Она нажимает на кнопку ожидания на линии и говорит:
– Прошу прощения. – Она говорит, что есть несколько вариантов. Например, новый хозяин подписывает документ о формальном отказе от права собственности и спокойно съезжает, а с домом уже разбирается банк. – Или, – говорит наша героиня, – вы мне выписываете доверенность на эксклюзивное право продажи дома. Это у нас называется “карманный листинг”.
Может быть, новый хозяин сейчас скажет: нет. Но когда он пойдет принять ванну и в воде у него между ног возникнет эта кошмарная рожа, когда по стенам забегают странные тени, он скажет: да. Еще не было случая, чтобы кто-то не согласился.
Новый хозяин на том конце линии говорит:
– И вы ничего не расскажете покупателям... о проблеме?
И Элен говорит:
– Вы не распаковывайте, что осталось. Мы скажем, что вы уже выезжаете. Если кто-нибудь спросит, скажите, что вам предложили работу в другом городе. Скажите, что вам очень нравится этот дом и вам жалко его продавать.
Она говорит:
– А все остальное останется нашей маленькой тайной.
Мона кричит из приемной:
– Билл Барроуз на второй линии.
Радиосканер трещит:
– Как понял?
Наша героиня нажимает на кнопку и говорят в трубку:
– Билл!
Глядя на Мону, она произносит одними губами:
– Кофе.
Она кивает на окно и так же беззвучно, одними губами, говорит Моне:
– Иди.
Радиосканер трещит:
– Как понял?
Это былаЭлен Гувер Бойль. Наша героиня. Теперь мертвая, но не покойная. Это был просто еще один день в ее жизни. Это была ее жизнь до того, как появился я. Может быть, это история о любви. Может быть, нет. Поживем – увидим. Потому что я сам не уверен, насколько мне можно себе доверять.
Это история об Элен Гувер Бойль. О том, как она не дает мне покоя. Как навязчивая мелодия, застрявшая в голове. О том, какой, мы себе представляем, должна быть жизнь. О том, что цепляет и не отпускает. О том, как прошлое тянется следом за нами в будущее.
Да, именно так. И все это – Элен Гувер Бойль.

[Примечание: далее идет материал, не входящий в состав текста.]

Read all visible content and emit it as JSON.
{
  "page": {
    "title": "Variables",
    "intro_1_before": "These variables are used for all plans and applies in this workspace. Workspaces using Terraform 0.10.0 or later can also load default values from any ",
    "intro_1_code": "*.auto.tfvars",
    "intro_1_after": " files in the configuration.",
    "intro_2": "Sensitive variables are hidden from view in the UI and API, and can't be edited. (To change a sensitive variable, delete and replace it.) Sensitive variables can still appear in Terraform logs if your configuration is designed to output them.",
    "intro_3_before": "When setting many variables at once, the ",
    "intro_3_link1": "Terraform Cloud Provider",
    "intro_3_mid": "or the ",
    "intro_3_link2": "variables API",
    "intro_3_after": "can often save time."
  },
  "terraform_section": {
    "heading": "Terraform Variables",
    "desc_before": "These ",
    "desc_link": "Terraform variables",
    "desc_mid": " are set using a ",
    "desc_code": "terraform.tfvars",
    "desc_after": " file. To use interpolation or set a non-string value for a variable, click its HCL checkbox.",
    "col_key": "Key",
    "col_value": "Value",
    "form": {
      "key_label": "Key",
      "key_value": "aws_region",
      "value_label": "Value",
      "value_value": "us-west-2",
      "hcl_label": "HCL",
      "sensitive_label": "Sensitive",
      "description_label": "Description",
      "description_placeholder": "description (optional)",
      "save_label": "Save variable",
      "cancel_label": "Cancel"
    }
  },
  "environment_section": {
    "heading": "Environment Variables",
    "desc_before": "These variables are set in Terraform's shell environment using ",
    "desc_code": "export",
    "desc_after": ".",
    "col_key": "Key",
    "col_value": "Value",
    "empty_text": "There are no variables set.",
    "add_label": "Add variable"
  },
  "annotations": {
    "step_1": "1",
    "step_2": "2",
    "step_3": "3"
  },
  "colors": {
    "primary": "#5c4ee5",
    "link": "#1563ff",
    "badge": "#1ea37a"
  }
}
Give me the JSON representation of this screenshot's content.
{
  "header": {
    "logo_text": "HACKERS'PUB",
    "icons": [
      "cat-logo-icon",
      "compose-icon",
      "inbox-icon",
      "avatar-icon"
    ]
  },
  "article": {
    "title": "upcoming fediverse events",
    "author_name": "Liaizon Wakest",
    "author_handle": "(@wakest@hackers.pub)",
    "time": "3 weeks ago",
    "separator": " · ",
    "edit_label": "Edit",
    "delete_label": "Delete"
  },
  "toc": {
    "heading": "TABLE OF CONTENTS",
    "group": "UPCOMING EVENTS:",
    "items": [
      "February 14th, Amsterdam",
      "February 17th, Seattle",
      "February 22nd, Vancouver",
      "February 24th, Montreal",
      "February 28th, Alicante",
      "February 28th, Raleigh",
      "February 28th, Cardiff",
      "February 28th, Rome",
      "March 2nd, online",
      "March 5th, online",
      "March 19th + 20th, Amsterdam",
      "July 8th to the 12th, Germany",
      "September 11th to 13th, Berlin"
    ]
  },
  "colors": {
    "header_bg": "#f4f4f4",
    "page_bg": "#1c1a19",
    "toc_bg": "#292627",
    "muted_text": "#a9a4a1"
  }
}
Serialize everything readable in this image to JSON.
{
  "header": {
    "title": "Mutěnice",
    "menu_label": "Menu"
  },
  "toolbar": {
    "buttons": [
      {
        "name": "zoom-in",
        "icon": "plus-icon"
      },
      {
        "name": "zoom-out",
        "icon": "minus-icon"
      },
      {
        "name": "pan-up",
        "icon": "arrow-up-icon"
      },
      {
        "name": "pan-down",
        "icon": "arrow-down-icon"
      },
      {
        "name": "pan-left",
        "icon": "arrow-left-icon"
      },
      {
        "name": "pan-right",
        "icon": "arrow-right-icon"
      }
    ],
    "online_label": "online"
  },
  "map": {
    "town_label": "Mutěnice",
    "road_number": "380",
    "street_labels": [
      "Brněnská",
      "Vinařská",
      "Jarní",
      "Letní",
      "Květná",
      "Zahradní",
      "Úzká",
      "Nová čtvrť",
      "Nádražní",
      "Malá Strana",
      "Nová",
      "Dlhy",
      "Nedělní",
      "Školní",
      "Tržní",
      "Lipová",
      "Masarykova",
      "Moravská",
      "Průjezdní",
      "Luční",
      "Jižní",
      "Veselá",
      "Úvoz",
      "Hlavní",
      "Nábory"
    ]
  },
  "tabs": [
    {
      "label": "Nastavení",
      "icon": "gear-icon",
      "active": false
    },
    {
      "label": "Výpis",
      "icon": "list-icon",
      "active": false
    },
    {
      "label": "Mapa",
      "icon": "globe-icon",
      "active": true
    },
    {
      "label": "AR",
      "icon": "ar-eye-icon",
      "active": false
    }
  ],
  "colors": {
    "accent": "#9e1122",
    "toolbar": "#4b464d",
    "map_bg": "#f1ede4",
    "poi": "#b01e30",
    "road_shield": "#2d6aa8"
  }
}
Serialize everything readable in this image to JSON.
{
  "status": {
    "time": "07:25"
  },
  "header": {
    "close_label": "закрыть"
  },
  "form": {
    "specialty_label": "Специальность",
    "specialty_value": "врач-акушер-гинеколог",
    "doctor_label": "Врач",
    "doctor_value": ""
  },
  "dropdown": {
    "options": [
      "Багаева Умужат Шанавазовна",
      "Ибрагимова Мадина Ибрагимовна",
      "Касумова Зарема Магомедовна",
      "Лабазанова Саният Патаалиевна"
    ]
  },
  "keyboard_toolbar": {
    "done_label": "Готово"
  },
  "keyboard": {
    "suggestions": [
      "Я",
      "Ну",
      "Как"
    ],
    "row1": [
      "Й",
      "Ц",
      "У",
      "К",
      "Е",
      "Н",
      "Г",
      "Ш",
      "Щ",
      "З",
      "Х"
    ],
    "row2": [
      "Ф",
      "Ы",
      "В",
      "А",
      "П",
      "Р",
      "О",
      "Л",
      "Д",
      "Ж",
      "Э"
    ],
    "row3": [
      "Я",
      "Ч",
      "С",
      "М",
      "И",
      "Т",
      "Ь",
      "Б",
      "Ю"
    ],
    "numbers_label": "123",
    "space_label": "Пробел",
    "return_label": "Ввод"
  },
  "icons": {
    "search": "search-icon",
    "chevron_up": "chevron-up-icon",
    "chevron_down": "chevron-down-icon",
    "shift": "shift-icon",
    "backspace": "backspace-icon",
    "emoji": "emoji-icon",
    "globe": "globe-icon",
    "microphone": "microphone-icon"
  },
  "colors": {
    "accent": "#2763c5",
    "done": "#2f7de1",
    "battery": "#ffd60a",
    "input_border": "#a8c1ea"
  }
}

У каждого в жизни есть кто-то, кто никогда тебя не отпустит, и кто-то, кого никогда не отпустишь ты.
В тот день – последний день в обыкновенной, нормальной жизни – наша героиня говорит в трубку:
– Билл Барроуз?
Она говорит:
– Пусть Эмили подойдет к параллельному телефону, у меня хорошая новость. Я нашла замечательный дом, вам понравится.
Она пишет РЫСАК по горизонтали и говорит:
– Насколько я понимаю, хозяин очень заинтересован, чтобы продать дом побыстрее.
Глава первая
Трудность любого рассказа: он всегда получается задним числом.
Даже “живой” комментарии на радио – круговые пробежки и страйк-ауты – все равно отстает от реальных событий на пару минут. Даже прямые трансляции по телевидению идут с задержкой на две-три секунды.
Даже у звука и света есть ограничения в скорости.
Еще одна трудность – рассказчик. Кто, что, где, когда и почему. Его личный настрой ч пристрастия. Как он передает факты. Какой из него посредник, как это называется у журналистов. Как он умеет подать материал, поскольку правильно поданный материал – это все.
Рассказ в рассказе.
Эту историю я рассказываю кусками – каждый раз в новом кафе. Я пишу эту книгу по главам, главу за главой – каждый раз в новом месте, в новом городе, или в маленькой деревушке, или просто на съезде с шоссе где-нибудь в чистом поле.
Эти места объединяет одно – чудеса. Чудеса типа тех, о которых обычно пишут в бульварных изданиях, все эти чудесные исцеления и видения, о которых не упоминают в серьезной прессе.
На этой неделе мы имеем Святую Деву Уэлбурнскую, соответственно в Уэлбурне, штат Нью-Мексико. На прошлой неделе она спустилась с небес и пролетела над главной улицей этого самого Уэлбурна. Ее двухцветные, черные с рыжим, короткие дреды развевались по ветру, у нее были грязные ноги, а одета она была в длинную хлопчатобумажную юбку в индейском стиле, светлых и темных оттенков коричневого, и джинсовую маечку на бретельках. Читайте последний номер еженедельника “Чудеса со всего света”; у каждой кассы в любом супермаркете в Америке. Там все подробно описано.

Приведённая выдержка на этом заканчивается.